Volume Three—Chapter Thirteen.

As Through a Glass.

“Love rules the court, the camp, the grove,” says the poet; and there he stops, leaving the rest of the places under the pink little god’s régime to our imagination.

He was busy as ever at Brackley, with people in a humbler walk in life and there was an attraction there for a person who plays no prominent part in this narrative, to wit, Thompson, private dragoon in Her Majesty’s service, and valet and confidential man to Captain Rolph.

He had long fixed his affections possibly in military temporary fashion upon Mason, Glynne’s maid. These affections had glowed during the many visits to Warren and Hall, cooled down during the activities of service—rubbing down his master as he would a horse, and helping him to train—sinking for a year and a half or so after “the upset” at Brackley, and turning up again when the captain came back to The Warren to be hitched on again, as he termed it.

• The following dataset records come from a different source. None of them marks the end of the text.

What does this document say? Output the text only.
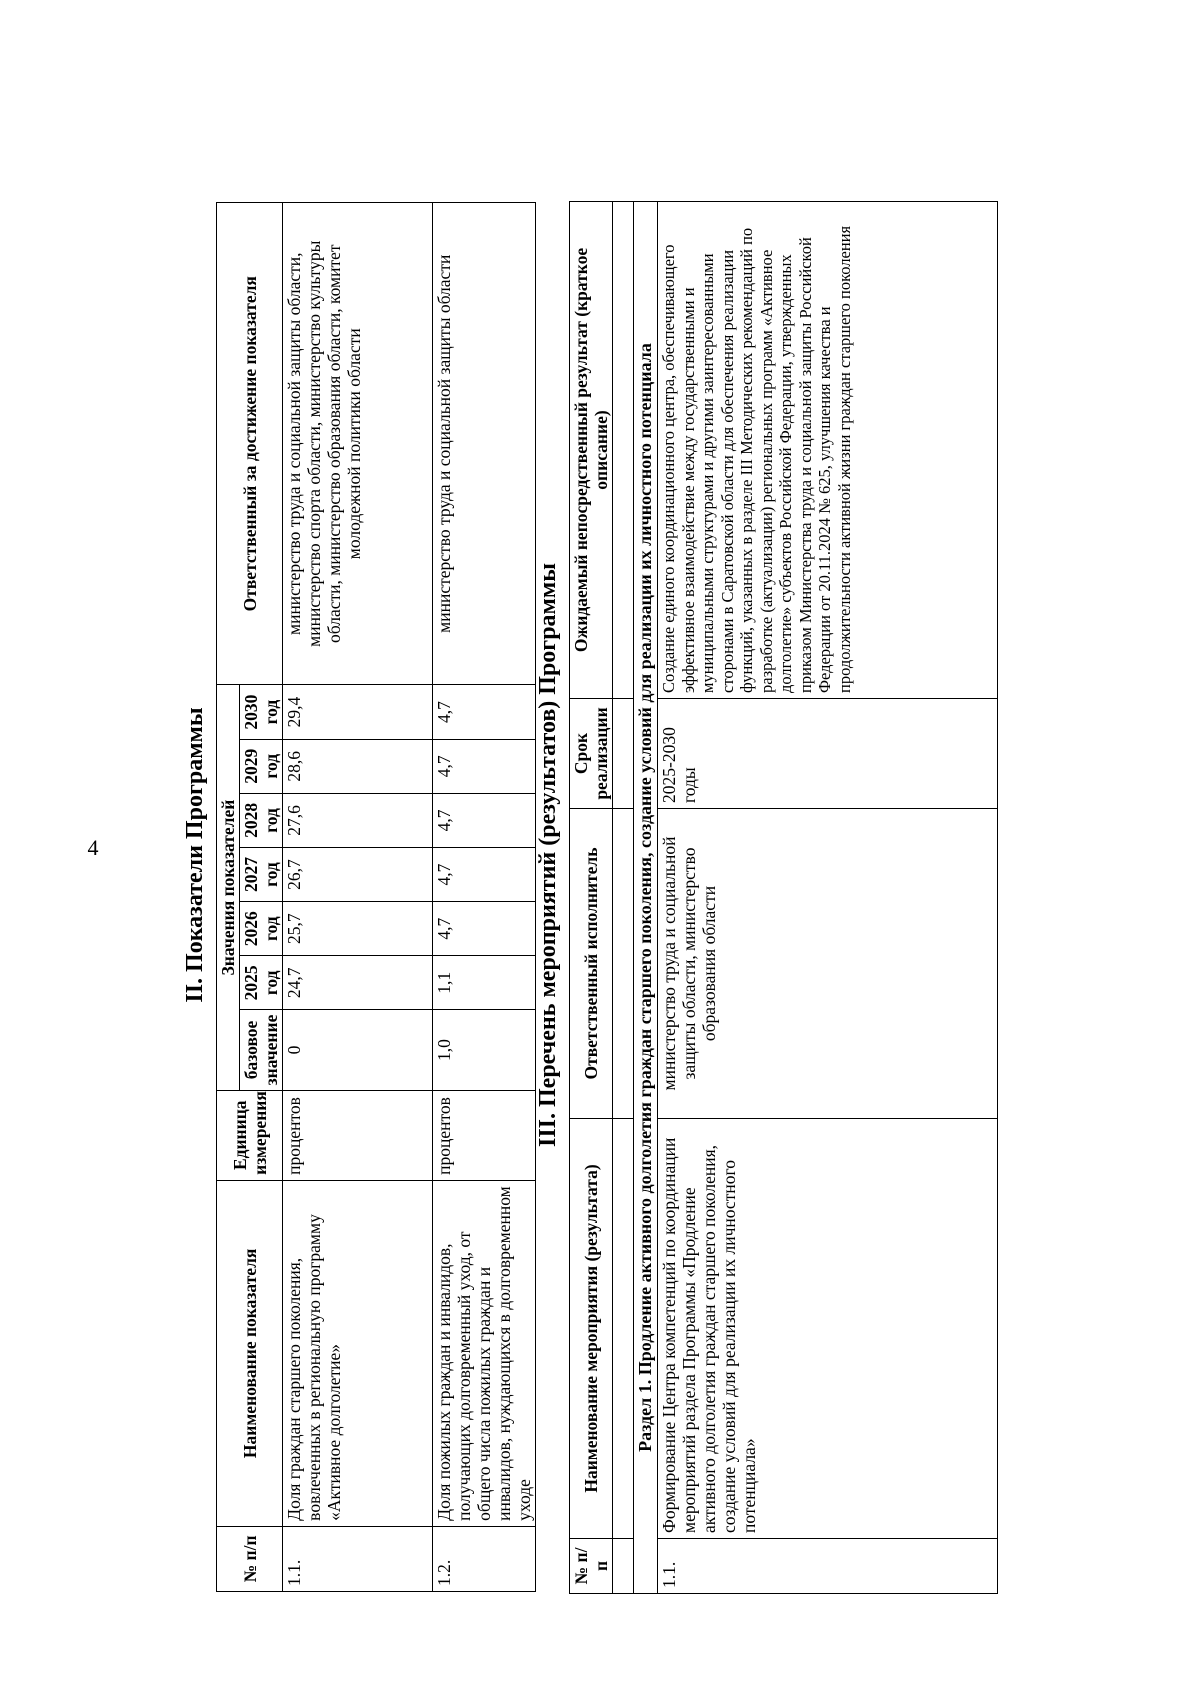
4	II. Показатели Программы
№ п/п	Наименование показателя	Единица измерения	Значения показателей							Ответственный за достижение показателя
			базовое значение	2025 год	2026 год	2027 год	2028 год	2029 год	2030 год	
1.1.	Доля граждан старшего поколения, вовлеченных в региональную программу «Активное долголетие»	процентов	0	24,7	25,7	26,7	27,6	28,6	29,4	министерство труда и социальной защиты области, министерство спорта области, министерство культуры области, министерство образования области, комитет молодежной политики области
1.2.	Доля пожилых граждан и инвалидов, получающих долговременный уход, от общего числа пожилых граждан и инвалидов, нуждающихся в долговременном уходе	процентов	1,0	1,1	4,7	4,7	4,7	4,7	4,7	министерство труда и социальной защиты области
III. Перечень мероприятий (результатов) Программы
№ п/п	Наименование мероприятия (результата)	Ответственный исполнитель	Срок реализации	Ожидаемый непосредственный результат (краткое описание)

Раздел 1. Продление активного долголетия граждан старшего поколения, создание условий для реализации их личностного потенциала				
1.1.	Формирование Центра компетенций по координации мероприятий раздела Программы «Продление активного долголетия граждан старшего поколения, создание условий для реализации их личностного потенциала»	министерство труда и социальной защиты области, министерство образования области	2025-2030 годы	Создание единого координационного центра, обеспечивающего эффективное взаимодействие между государственными и муниципальными структурами и другими заинтересованными сторонами в Саратовской области для обеспечения реализации функций, указанных в разделе III Методических рекомендаций по разработке (актуализации) региональных программ «Активное долголетие» субъектов Российской Федерации, утвержденных приказом Министерства труда и социальной защиты Российской Федерации от 20.11.2024 № 625, улучшения качества и продолжительности активной жизни граждан старшего поколения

For, truth to tell, it was known that Mason had one hundred and fourteen pounds deposited in consols with a certain old lady in Threadneedle Street.

Thompson felt glad then, when one day the captain said to him,—

“All packed up, isn’t it?” and he replied that the luggage was ready. Whereupon the captain told him that he would not want him for a month.

“And, by the way, go down to The Warren before my mother returns, and get my guns, a few books in my room, and the knick-knacks and clothes, and the rest.”